The pressure group claimed the amount the council spends on publicity has rocketed by a staggering 2,840.4 per cent in the last decade. A study issued by the group showed the average local authority spent twice as much on publicity as it did in 1996-97 and the total cost at town halls across the country was £430million.

It claimed Hounslow Council had by far the greatest leap of any council, from £32,411 to £953,000, while Richmond Council had the third-highest rise,with 1938.8 per cent from £45,714 to £932,000.

But Hounslow Council insists the 1996/7 figures used by the TPA do not include an amendment in the following year's accounts which included staff advertising and actually stood at £393,306.

A council spokesman said: "We've identified savings of more than £50m to help freeze our share of the council tax for the third year running, but the Taxpayers' Alliance seems not to have noticed.

"Almost a quarter of this money is spend advertising for new teach-ers for the borough's schools - would the Taxpayers' Alliance prefer we didn't replace them?"

Kingston had a relatively modest rise of 62.1 per cent, from £427,108 to £692,000, and the national average spent by councils is around £1m.

Matthew Elliott, chief executive of the TPA, said: "It is incredibly disappointing that, despite the economic downturn, local authorities are still spending half a billion pounds a year on publicity.

"In the middle of a recession, councils need to cut back on propaganda and spin doctors and deliver savings to taxpayers."

Spending on publicity is defined as 'any communication, in whatever form, addressed to the public at large or to a section of the public', which also includes job vacancies.

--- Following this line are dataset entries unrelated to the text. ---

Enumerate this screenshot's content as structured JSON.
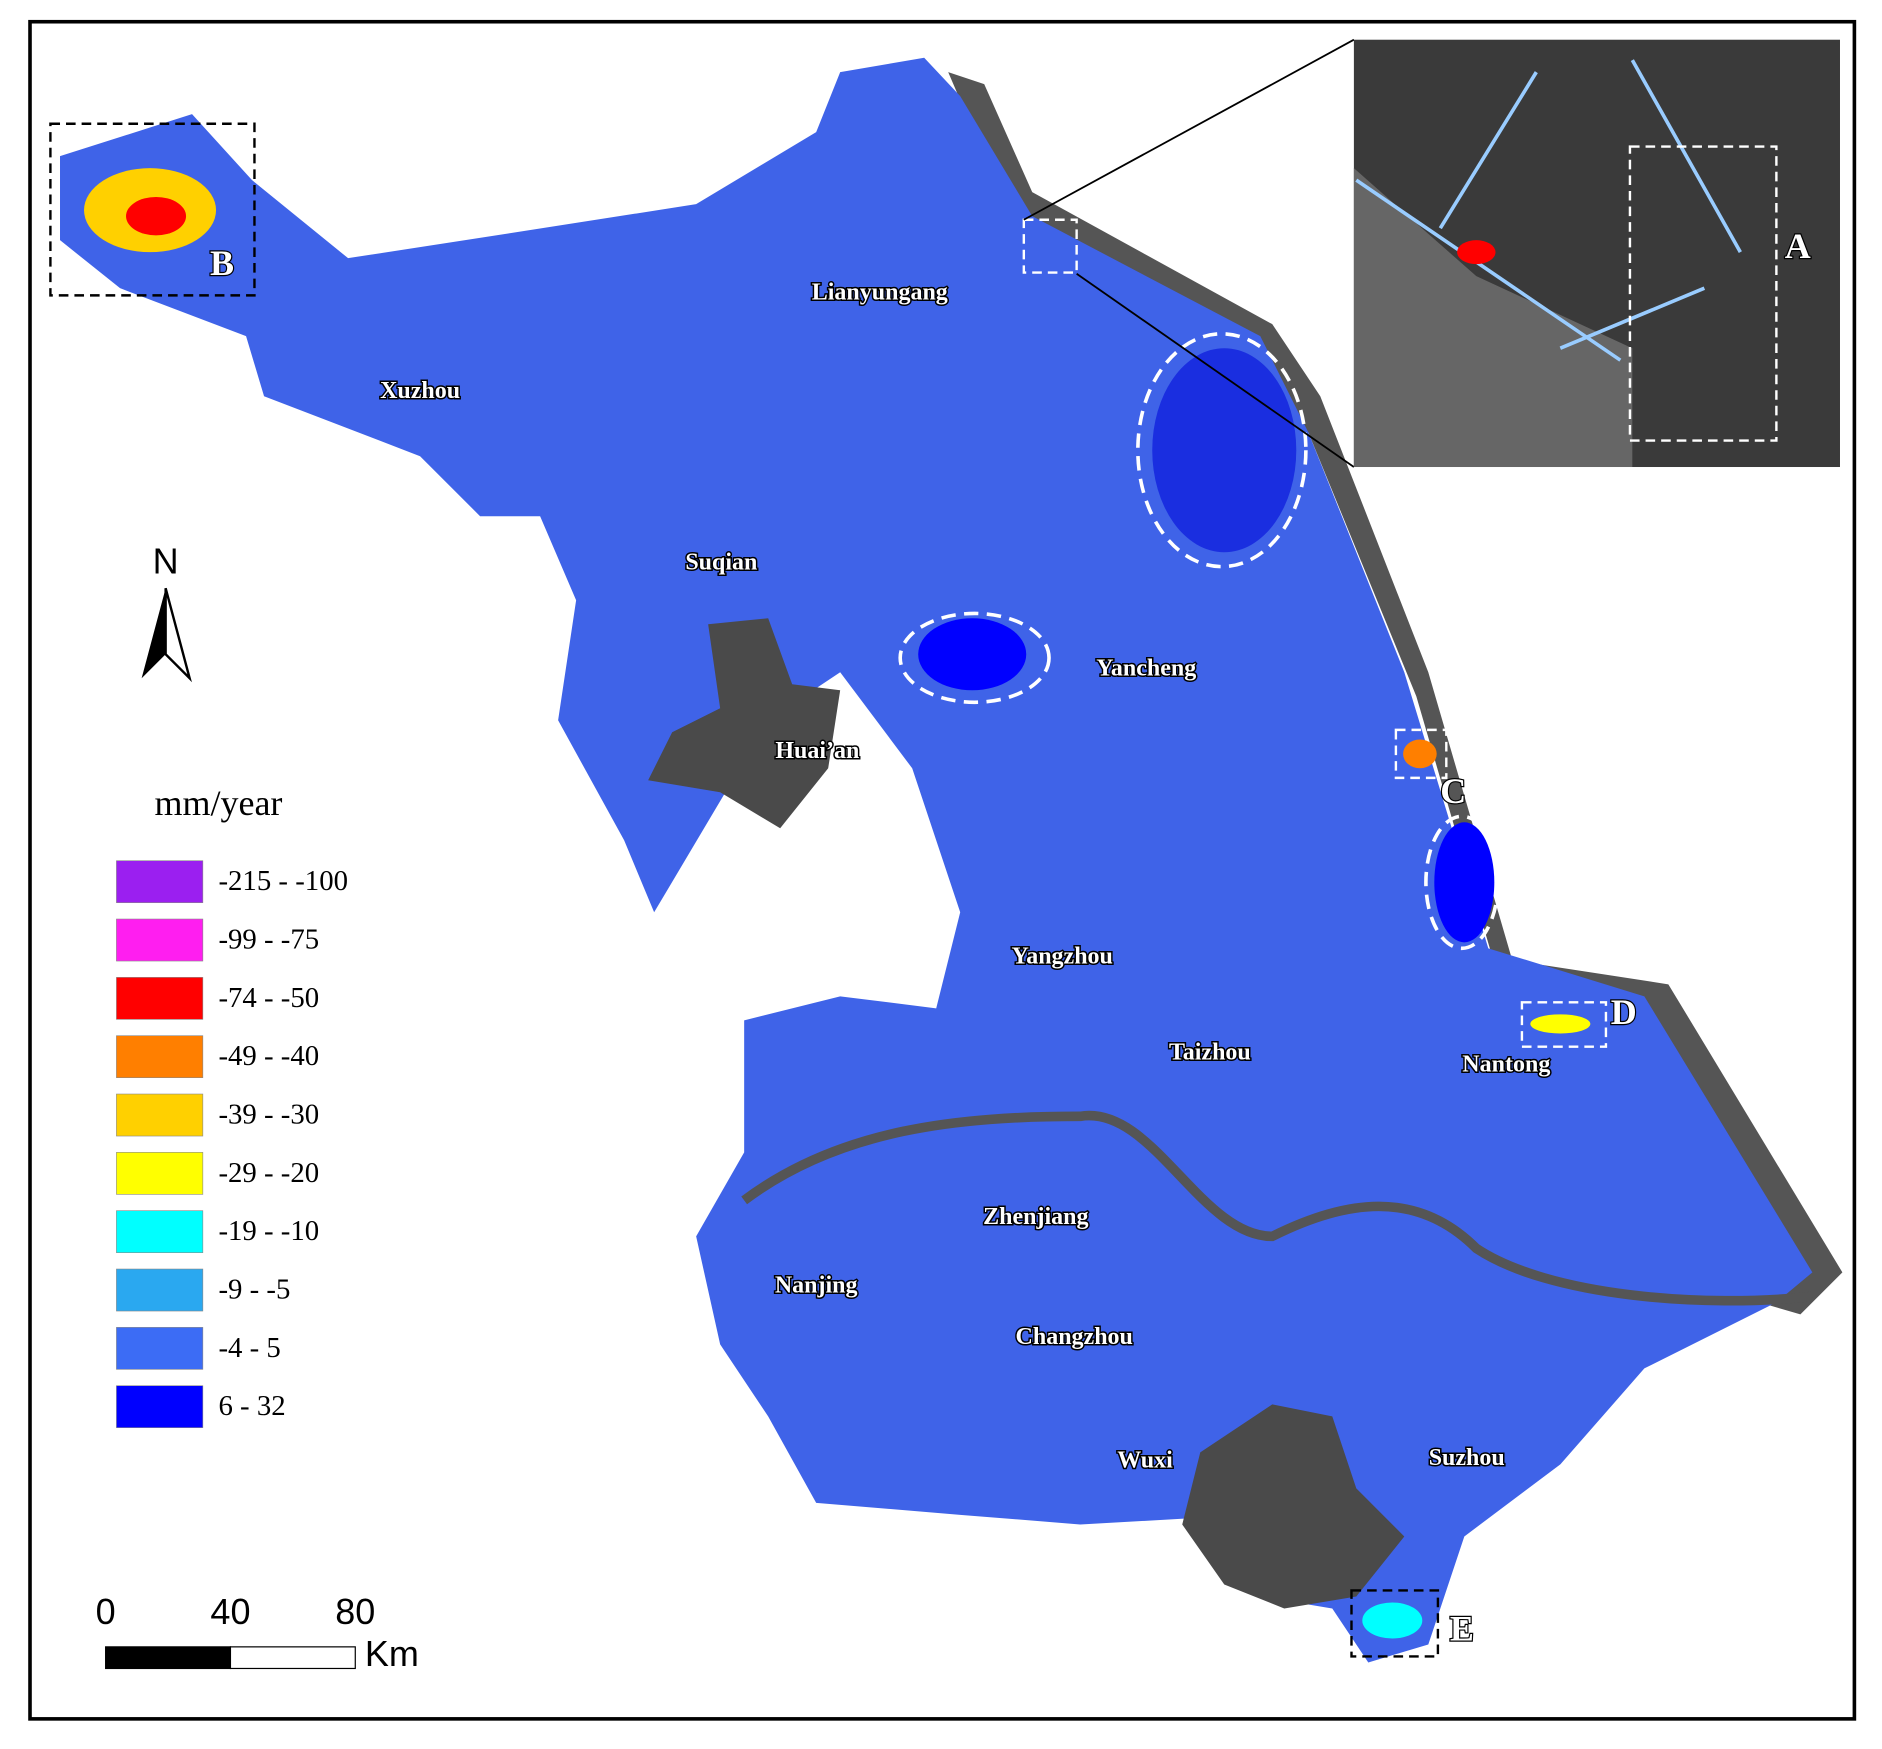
{
  "north": "N",
  "legend": {
    "title": "mm/year",
    "items": [
      {
        "label": "-215 - -100",
        "color": "#9b1ff0"
      },
      {
        "label": "-99 - -75",
        "color": "#ff1ef0"
      },
      {
        "label": "-74 - -50",
        "color": "#ff0000"
      },
      {
        "label": "-49 - -40",
        "color": "#ff7f00"
      },
      {
        "label": "-39 - -30",
        "color": "#ffd000"
      },
      {
        "label": "-29 - -20",
        "color": "#ffff00"
      },
      {
        "label": "-19 - -10",
        "color": "#00ffff"
      },
      {
        "label": "-9 - -5",
        "color": "#2aa8f0"
      },
      {
        "label": "-4 - 5",
        "color": "#3c6cf5"
      },
      {
        "label": "6 - 32",
        "color": "#0000ff"
      }
    ]
  },
  "cities": [
    "Lianyungang",
    "Xuzhou",
    "Suqian",
    "Yancheng",
    "Huai’an",
    "Yangzhou",
    "Taizhou",
    "Nantong",
    "Zhenjiang",
    "Nanjing",
    "Changzhou",
    "Wuxi",
    "Suzhou"
  ],
  "regions": [
    "A",
    "B",
    "C",
    "D",
    "E"
  ],
  "scale_bar": {
    "ticks": [
      0,
      40,
      80
    ],
    "unit": "Km"
  }
}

Hounslow Council's spokesman pointed out its spending also included recruiting social workers, benefit advisers, highways engineers, fraud investigators, registrars, planners, trading standards officers, environmental health officers, and others who worked to deliver hundreds of essential services.

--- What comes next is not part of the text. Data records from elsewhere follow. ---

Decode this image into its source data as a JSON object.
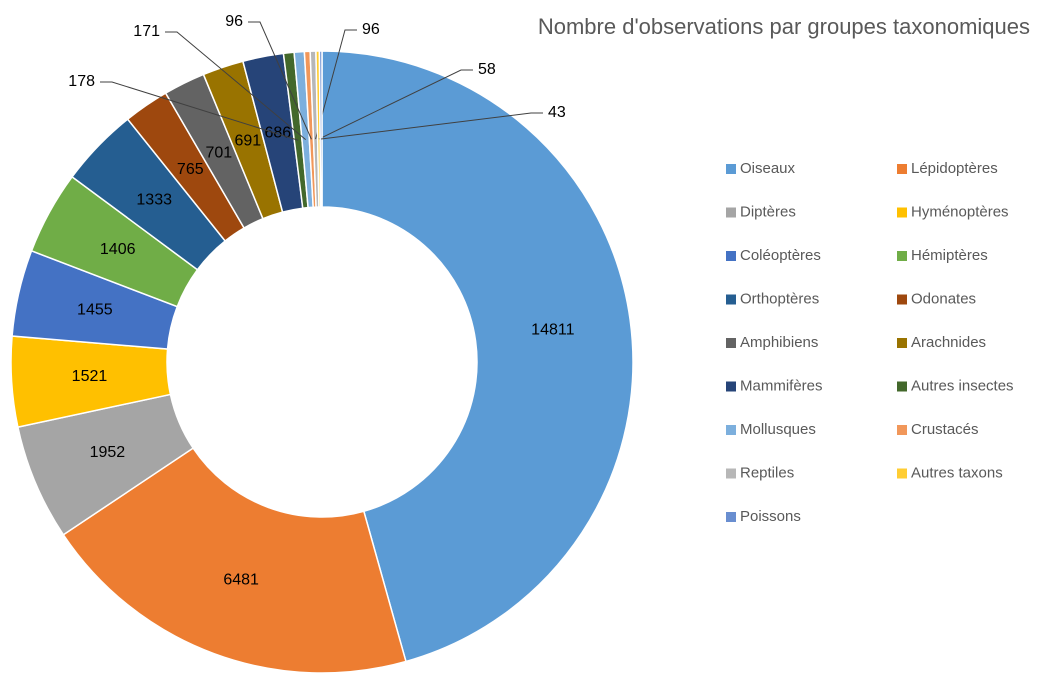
{
  "chart_data": {
    "type": "donut",
    "title": "Nombre d'observations par groupes taxonomiques",
    "categories": [
      "Oiseaux",
      "Lépidoptères",
      "Diptères",
      "Hyménoptères",
      "Coléoptères",
      "Hémiptères",
      "Orthoptères",
      "Odonates",
      "Amphibiens",
      "Arachnides",
      "Mammifères",
      "Autres insectes",
      "Mollusques",
      "Crustacés",
      "Reptiles",
      "Autres taxons",
      "Poissons"
    ],
    "values": [
      14811,
      6481,
      1952,
      1521,
      1455,
      1406,
      1333,
      765,
      701,
      691,
      686,
      178,
      171,
      96,
      96,
      58,
      43
    ],
    "colors": [
      "#5b9bd5",
      "#ed7d31",
      "#a5a5a5",
      "#ffc000",
      "#4472c4",
      "#70ad47",
      "#255e91",
      "#9e480e",
      "#636363",
      "#997300",
      "#264478",
      "#43682b",
      "#7cafdd",
      "#f1975a",
      "#b7b7b7",
      "#ffcd33",
      "#698ed0"
    ],
    "legend": "right"
  }
}
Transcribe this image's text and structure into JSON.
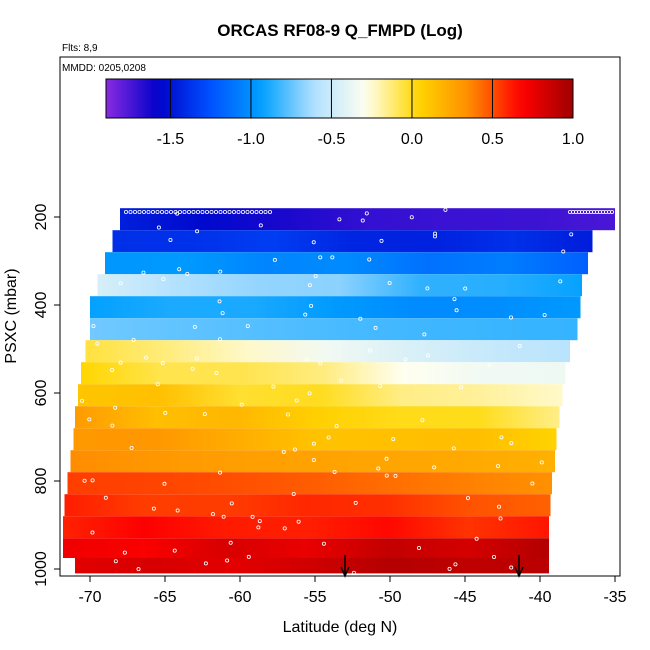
{
  "chart_data": {
    "type": "heatmap",
    "title": "ORCAS RF08-9 Q_FMPD (Log)",
    "flights_note": "Flts: 8,9",
    "dates_note": "MMDD: 0205,0208",
    "xlabel": "Latitude (deg N)",
    "ylabel": "PSXC (mbar)",
    "xlim": [
      -72,
      -35
    ],
    "ylim": [
      1000,
      80
    ],
    "x_ticks": [
      -70,
      -65,
      -60,
      -55,
      -50,
      -45,
      -40,
      -35
    ],
    "y_ticks": [
      200,
      400,
      600,
      800,
      1000
    ],
    "colorbar": {
      "range": [
        -1.9,
        1.0
      ],
      "ticks": [
        -1.5,
        -1.0,
        -0.5,
        0.0,
        0.5,
        1.0
      ],
      "tick_labels": [
        "-1.5",
        "-1.0",
        "-0.5",
        "0.0",
        "0.5",
        "1.0"
      ],
      "colors": [
        "#8a2be2",
        "#0000c8",
        "#0050ff",
        "#00a0ff",
        "#b0e0ff",
        "#fffff0",
        "#ffd700",
        "#ff8c00",
        "#ff0000",
        "#a00000"
      ]
    },
    "pressure_bands": [
      {
        "p_top": 180,
        "p_bot": 230,
        "lat_min": -68,
        "lat_max": -35,
        "v_start": -1.5,
        "v_end": -1.8
      },
      {
        "p_top": 230,
        "p_bot": 280,
        "lat_min": -68.5,
        "lat_max": -36.5,
        "v_start": -1.35,
        "v_end": -1.45
      },
      {
        "p_top": 280,
        "p_bot": 330,
        "lat_min": -69,
        "lat_max": -36.8,
        "v_start": -0.95,
        "v_end": -1.15
      },
      {
        "p_top": 330,
        "p_bot": 380,
        "lat_min": -69.5,
        "lat_max": -37.2,
        "v_start": -0.5,
        "v_end": -0.95
      },
      {
        "p_top": 380,
        "p_bot": 430,
        "lat_min": -70,
        "lat_max": -37.3,
        "v_start": -0.9,
        "v_end": -1.0
      },
      {
        "p_top": 430,
        "p_bot": 480,
        "lat_min": -70,
        "lat_max": -37.5,
        "v_start": -0.7,
        "v_end": -0.8
      },
      {
        "p_top": 480,
        "p_bot": 530,
        "lat_min": -70.3,
        "lat_max": -38,
        "v_start": -0.1,
        "v_end": -0.55
      },
      {
        "p_top": 530,
        "p_bot": 580,
        "lat_min": -70.6,
        "lat_max": -38.3,
        "v_start": 0.05,
        "v_end": -0.4
      },
      {
        "p_top": 580,
        "p_bot": 630,
        "lat_min": -70.8,
        "lat_max": -38.5,
        "v_start": 0.15,
        "v_end": -0.25
      },
      {
        "p_top": 630,
        "p_bot": 680,
        "lat_min": -71,
        "lat_max": -38.7,
        "v_start": 0.25,
        "v_end": -0.1
      },
      {
        "p_top": 680,
        "p_bot": 730,
        "lat_min": -71.1,
        "lat_max": -38.9,
        "v_start": 0.3,
        "v_end": 0.05
      },
      {
        "p_top": 730,
        "p_bot": 780,
        "lat_min": -71.3,
        "lat_max": -39,
        "v_start": 0.4,
        "v_end": 0.15
      },
      {
        "p_top": 780,
        "p_bot": 830,
        "lat_min": -71.5,
        "lat_max": -39.2,
        "v_start": 0.5,
        "v_end": 0.35
      },
      {
        "p_top": 830,
        "p_bot": 880,
        "lat_min": -71.7,
        "lat_max": -39.3,
        "v_start": 0.6,
        "v_end": 0.5
      },
      {
        "p_top": 880,
        "p_bot": 930,
        "lat_min": -71.8,
        "lat_max": -39.4,
        "v_start": 0.65,
        "v_end": 0.6
      },
      {
        "p_top": 930,
        "p_bot": 975,
        "lat_min": -71.8,
        "lat_max": -39.4,
        "v_start": 0.7,
        "v_end": 0.9
      },
      {
        "p_top": 975,
        "p_bot": 1010,
        "lat_min": -71,
        "lat_max": -39.4,
        "v_start": 0.75,
        "v_end": 0.95
      }
    ],
    "arrows_lat": [
      -53,
      -41.4
    ],
    "grid": false,
    "legend": "none"
  }
}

"Mums also need to know when they can take their kids to the leisure centre; elderly people need to know how to get the benefits they're entitled to so they have money to see them through the week; vulnerable residents want to know where they can get help and support; and drivers appreciate knowing where there are road-works," he said.

"I wonder which of these or the hundreds of other essential communications is the Taxpayers' Alliance saying must be cut?"